Imagínate el consuelo de aquellos hombres al oír el anuncio de una tierra fértil, llena de agua y de vida. Y un rey poderoso y triunfante.
“Avanza la constelación de Jacob, y sube el cetro de Israel”. ¿Qué estrella es ésa que sale? ¿Qué reinado proclama? En aquel tiempo parece que el de Saúl o el de David. ¿O quizá un Rey – Mesías- cuya estrella había de salir un día en Oriente?
Así se fue releyendo este texto y así lo entenderá también Mateo al narrarnos la visita de los Sabios de Oriente que visitan al niño Jesús.

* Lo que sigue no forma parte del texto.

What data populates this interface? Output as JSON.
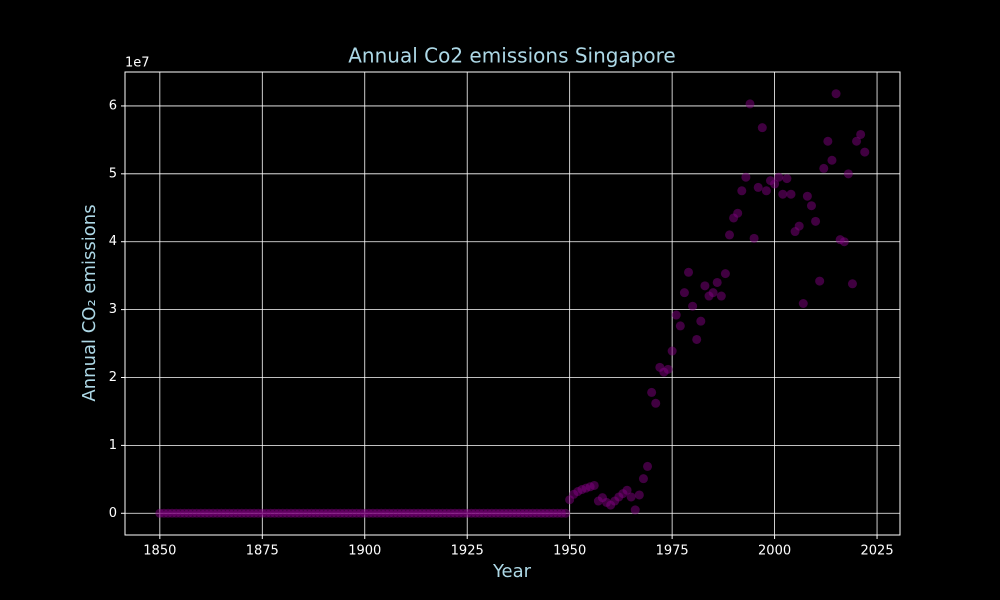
{
  "chart_data": {
    "type": "scatter",
    "title": "Annual Co2 emissions Singapore",
    "x_label": "Year",
    "y_label": "Annual CO₂ emissions",
    "y_offset_label": "1e7",
    "color": "#800080",
    "grid": true,
    "xlim": [
      1841.5,
      2030.6
    ],
    "xticks": [
      1850,
      1875,
      1900,
      1925,
      1950,
      1975,
      2000,
      2025
    ],
    "ylim": [
      -3200000,
      65000000
    ],
    "yticks": [
      0,
      {
        "value": 10000000,
        "label": "1"
      },
      {
        "value": 20000000,
        "label": "2"
      },
      {
        "value": 30000000,
        "label": "3"
      },
      {
        "value": 40000000,
        "label": "4"
      },
      {
        "value": 50000000,
        "label": "5"
      },
      {
        "value": 60000000,
        "label": "6"
      }
    ],
    "x": [
      1850,
      1851,
      1852,
      1853,
      1854,
      1855,
      1856,
      1857,
      1858,
      1859,
      1860,
      1861,
      1862,
      1863,
      1864,
      1865,
      1866,
      1867,
      1868,
      1869,
      1870,
      1871,
      1872,
      1873,
      1874,
      1875,
      1876,
      1877,
      1878,
      1879,
      1880,
      1881,
      1882,
      1883,
      1884,
      1885,
      1886,
      1887,
      1888,
      1889,
      1890,
      1891,
      1892,
      1893,
      1894,
      1895,
      1896,
      1897,
      1898,
      1899,
      1900,
      1901,
      1902,
      1903,
      1904,
      1905,
      1906,
      1907,
      1908,
      1909,
      1910,
      1911,
      1912,
      1913,
      1914,
      1915,
      1916,
      1917,
      1918,
      1919,
      1920,
      1921,
      1922,
      1923,
      1924,
      1925,
      1926,
      1927,
      1928,
      1929,
      1930,
      1931,
      1932,
      1933,
      1934,
      1935,
      1936,
      1937,
      1938,
      1939,
      1940,
      1941,
      1942,
      1943,
      1944,
      1945,
      1946,
      1947,
      1948,
      1949,
      1950,
      1951,
      1952,
      1953,
      1954,
      1955,
      1956,
      1957,
      1958,
      1959,
      1960,
      1961,
      1962,
      1963,
      1964,
      1965,
      1966,
      1967,
      1968,
      1969,
      1970,
      1971,
      1972,
      1973,
      1974,
      1975,
      1976,
      1977,
      1978,
      1979,
      1980,
      1981,
      1982,
      1983,
      1984,
      1985,
      1986,
      1987,
      1988,
      1989,
      1990,
      1991,
      1992,
      1993,
      1994,
      1995,
      1996,
      1997,
      1998,
      1999,
      2000,
      2001,
      2002,
      2003,
      2004,
      2005,
      2006,
      2007,
      2008,
      2009,
      2010,
      2011,
      2012,
      2013,
      2014,
      2015,
      2016,
      2017,
      2018,
      2019,
      2020,
      2021,
      2022
    ],
    "values": [
      0,
      0,
      0,
      0,
      0,
      0,
      0,
      0,
      0,
      0,
      0,
      0,
      0,
      0,
      0,
      0,
      0,
      0,
      0,
      0,
      0,
      0,
      0,
      0,
      0,
      0,
      0,
      0,
      0,
      0,
      0,
      0,
      0,
      0,
      0,
      0,
      0,
      0,
      0,
      0,
      0,
      0,
      0,
      0,
      0,
      0,
      0,
      0,
      0,
      0,
      0,
      0,
      0,
      0,
      0,
      0,
      0,
      0,
      0,
      0,
      0,
      0,
      0,
      0,
      0,
      0,
      0,
      0,
      0,
      0,
      0,
      0,
      0,
      0,
      0,
      0,
      0,
      0,
      0,
      0,
      0,
      0,
      0,
      0,
      0,
      0,
      0,
      0,
      0,
      0,
      0,
      0,
      0,
      0,
      0,
      0,
      0,
      0,
      0,
      0,
      2000000,
      2800000,
      3200000,
      3500000,
      3700000,
      3900000,
      4100000,
      1800000,
      2300000,
      1600000,
      1200000,
      1800000,
      2400000,
      2900000,
      3400000,
      2400000,
      500000,
      2700000,
      5100000,
      6900000,
      17800000,
      16200000,
      21500000,
      20800000,
      21200000,
      23900000,
      29200000,
      27600000,
      32500000,
      35500000,
      30500000,
      25600000,
      28300000,
      33500000,
      32000000,
      32500000,
      34000000,
      32000000,
      35300000,
      41000000,
      43500000,
      44200000,
      47500000,
      49500000,
      60300000,
      40500000,
      48000000,
      56800000,
      47500000,
      49000000,
      48500000,
      49500000,
      47000000,
      49300000,
      47000000,
      41500000,
      42300000,
      30900000,
      46700000,
      45300000,
      43000000,
      34200000,
      50800000,
      54800000,
      52000000,
      61800000,
      40300000,
      40000000,
      50000000,
      33800000,
      54800000,
      55800000,
      53200000
    ]
  }
}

Qué sorprendente es la Palabra de Dios. Jesús dará cumplimiento también a lo que has leído en este pasaje. El linaje de Jacob, de David, establecerá un nuevo reino, el Reino de Dios… pero de un modo inesperado, de un modo maravilloso, superando cualquier concepción mundana.
Si Jesús fuese un Rey al estilo de lo que se esperaba, no sería más que uno como muchos otros. Quizás un hombre bueno y justo. Pero no el Hijo de Dios. Y es que los deseos de los hombres muchas veces no coinciden con los de Dios. A veces el egoísmo o el miedo nos lleva a desear cosas que ni nos van a dar la felicidad ni van a ser buenas para nuestra vida o situación. Y aunque nos pueda generar frustración que no se cumplan nuestros deseos, finalmente en muchas ocasiones hemos de reconocer que fue un acierto que no se cumplieran.
Sigue profundizando en el misterio que se acerca. Ya queda poco, recorre el adviento y prepara el corazón.

Relee la lectura, escucha lo que Dios te dice, respóndele con tu oración y llévalo a tu vida.